Koordinator Masyarakat Anti Korupsi Indonesia (MAKI), Boyamin Saiman mendorong KPK menindaklanjuti laporan Ikatan Wajib Pajak ndonesia (IWPI) tentang dugaan korupsi proyek Coretax Rp1,3 triliun.
"DPR saja akui Coretax bermasalah, sehingga layanan pajak dijalankan paralel dengan sistem lama (DJPOnline). Saya kira, KPK perlu segera tindaklanjuti laporan IWPI. Ini bentuk kegundahan para para pembayar pajak kita. Apalagi pajak sangat diharapkan oleh pemerintah saat ini yang baru saja memangkas anggaran," kata Boyamin, Jakarta, Sabtu (15/2/2025).
Selain itu, Mas Boy, sapaan akrabnya, mendesak Direktur Jenderal Pajak Suryo Utomo untuk mengundurkan iri. Selain karena sudah gagal memberikan layanan publik yang sempurna, proyeknya diduga bermasalah. "Seharusnya dia mundur, Kalau tidak diganti aja. Saya dengar beliau sudah terlalu lama di Dirjen Pajak," imbuhnya.
Meski tiga perusahaan global terlibat dalam pembangunan aplikasi layanan pajak berbasis digital Coretax, bukan berarti terjamin dari kesalahan. Terbukti, Coretax yang dibangun PritewaterhouseCoopers (PwC), LG CNS Qualysoft dan Deloitte Consulting, anggarannya Rp1,3 triliun, belum bisa beroperasi optimal hingga saat ini.
"Diduga software beli dari Eropa Timur. Kelas UKM (Usaha Kecil Menengah). Dipasang di Coretax untuk melayani sekitar 30 juta wajib pajak untuk ratusan juta transaksi. Ya jebol, tanpa mitigasi pula. Ujung-ujungnya, rakyat pembayar pajak yang rugi," tutur dia.
Ketua Umum Ikatan Wajib Pajak Indonesia (IWPI), Rinto Setiyawan menduga ada kesalahan fatal dalam urutan proses perencanaan dan implementasi sistem Coretax.
Di mana, setiap pembuatan software harus mengikuti tiga tahap. "Pertama, proses bisnis. Pemerintah harus menetapkan dengan jelas bagaimana sistem perpajakan akan dijalankan," ungkap Rinto.
Kedua, lanjut Rinto, regulasi.

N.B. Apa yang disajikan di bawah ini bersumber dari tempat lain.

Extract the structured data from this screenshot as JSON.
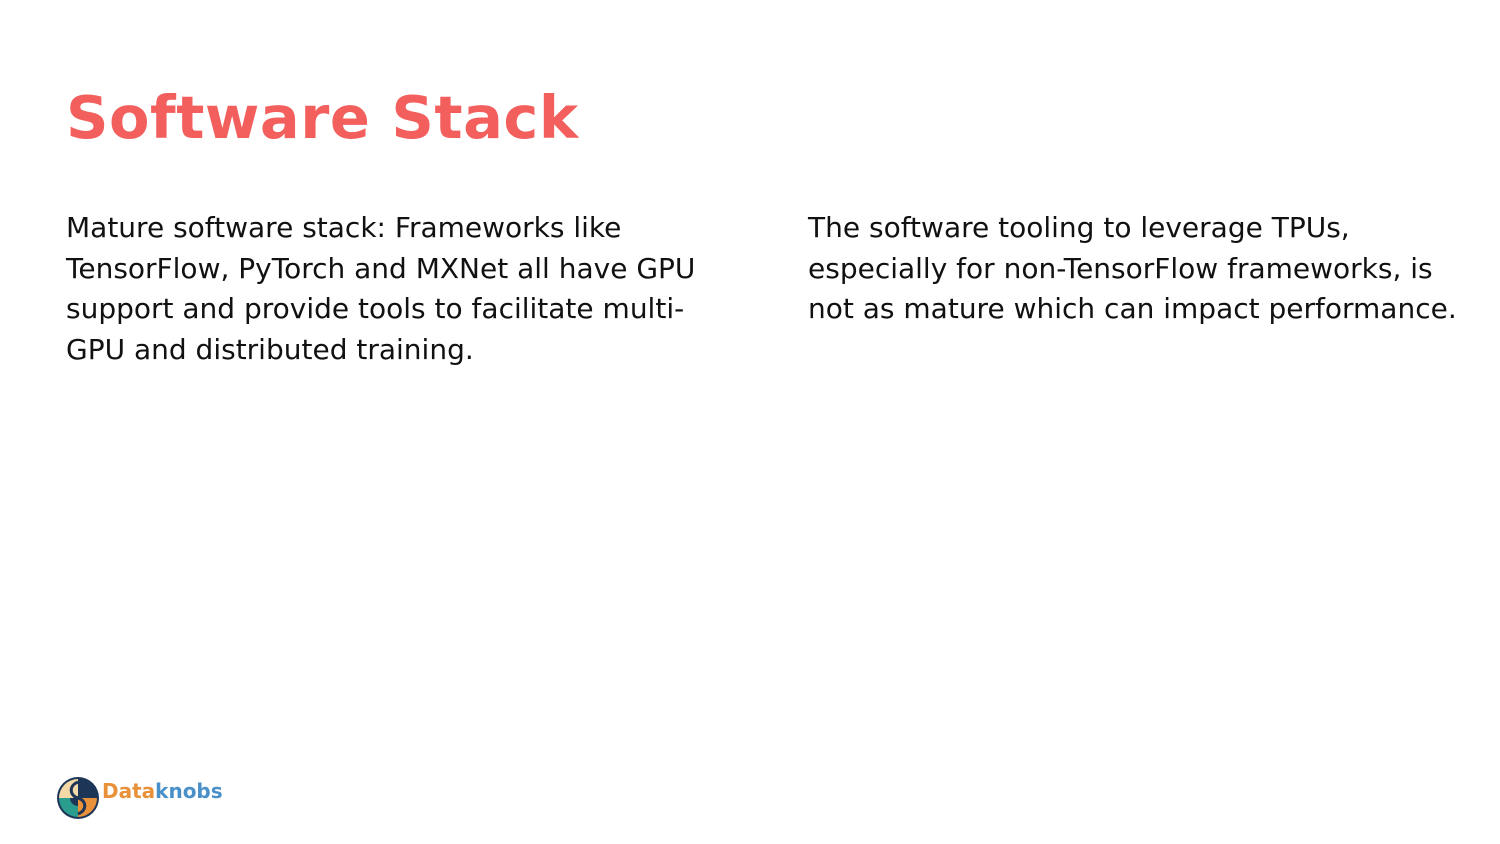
{
  "slide": {
    "title": "Software Stack",
    "columns": [
      {
        "text": "Mature software stack: Frameworks like TensorFlow, PyTorch and MXNet all have GPU support and provide tools to facilitate multi-GPU and distributed training."
      },
      {
        "text": "The software tooling to leverage TPUs, especially for non-TensorFlow frameworks, is not as mature which can impact performance."
      }
    ]
  },
  "brand": {
    "name_part_1": "Data",
    "name_part_2": "knobs",
    "icon": "dataknobs-logo-icon"
  },
  "colors": {
    "title": "#f25f5c",
    "body_text": "#111111",
    "brand_orange": "#e8913a",
    "brand_blue": "#4a90c8",
    "logo_teal": "#2a9d8f",
    "logo_navy": "#1d3557"
  }
}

Setelah proses bisnis terdefinisi, regulasi perlu disusun untuk mendukung pelaksanaan proses tersebut. "Ketiga soal teknologi dikembangkan atau diadakan sesuai kebutuhan yang sudah ditentukan sebelumnya," terangnya.
Namun, lanjut Rinto, kasus Coretax justru terbalik tahapannya. Tahap regulasi, pemerintah mendahulukan penerbitan Perpres 40/2018 tanpa memastikan proses bisnis yang solid. Tahap teknologi, Coretax dikembangkan menggunakan COTS (Commercial Off-The-Shelf), yaitu software setengah jadi yang diadaptasi dari sistem perpajakan Austria.
"Proses bisnis, pemerintah mengandalkan proses bisnis bawaan dari COTS tersebut. Padahal sistem itu dirancang untuk Austria, negara yang populasi hanya 9 juta jiwa dan negara dengan sistem perpajakan tidak serumit Indonesia. Karena semuanya salah, wajar jika semuanya nyungsep," kata Rinto.
Sedangkan Dirjen Pajak Suryo Utomo mengakui, Coretax mengalami berbagai kendala sejak diluncurkan 1 Januari 2025. Sejatinya, sistem ini diharapkan dapat meningkatkan efisiensi administrasi perpajakan. Namun, gangguan teknis yang terjadi dalam sebulan terakhir menimbulkan kekhawatiran akan berdampak kepada penerimaan negara.
Namun, Suryo menegaskan bahwa hingga saat ini, belum terlihat dampak signifikan terhadap penerimaan pajak akibat kendala pada core tax tersebut. Menurutnya, evaluasi penerimaan pajak baru bisa dilakukan setelah periode pelaporan pajak berjalan sepenuhnya.
“Ini kan dampaknya baru kelihatan nanti besok ya, karena yang Januari lapornya di bulan Februari,” kata Suryo kepada awak media di kompleks Parlemen, Jakarta, Selasa (11/2/2025).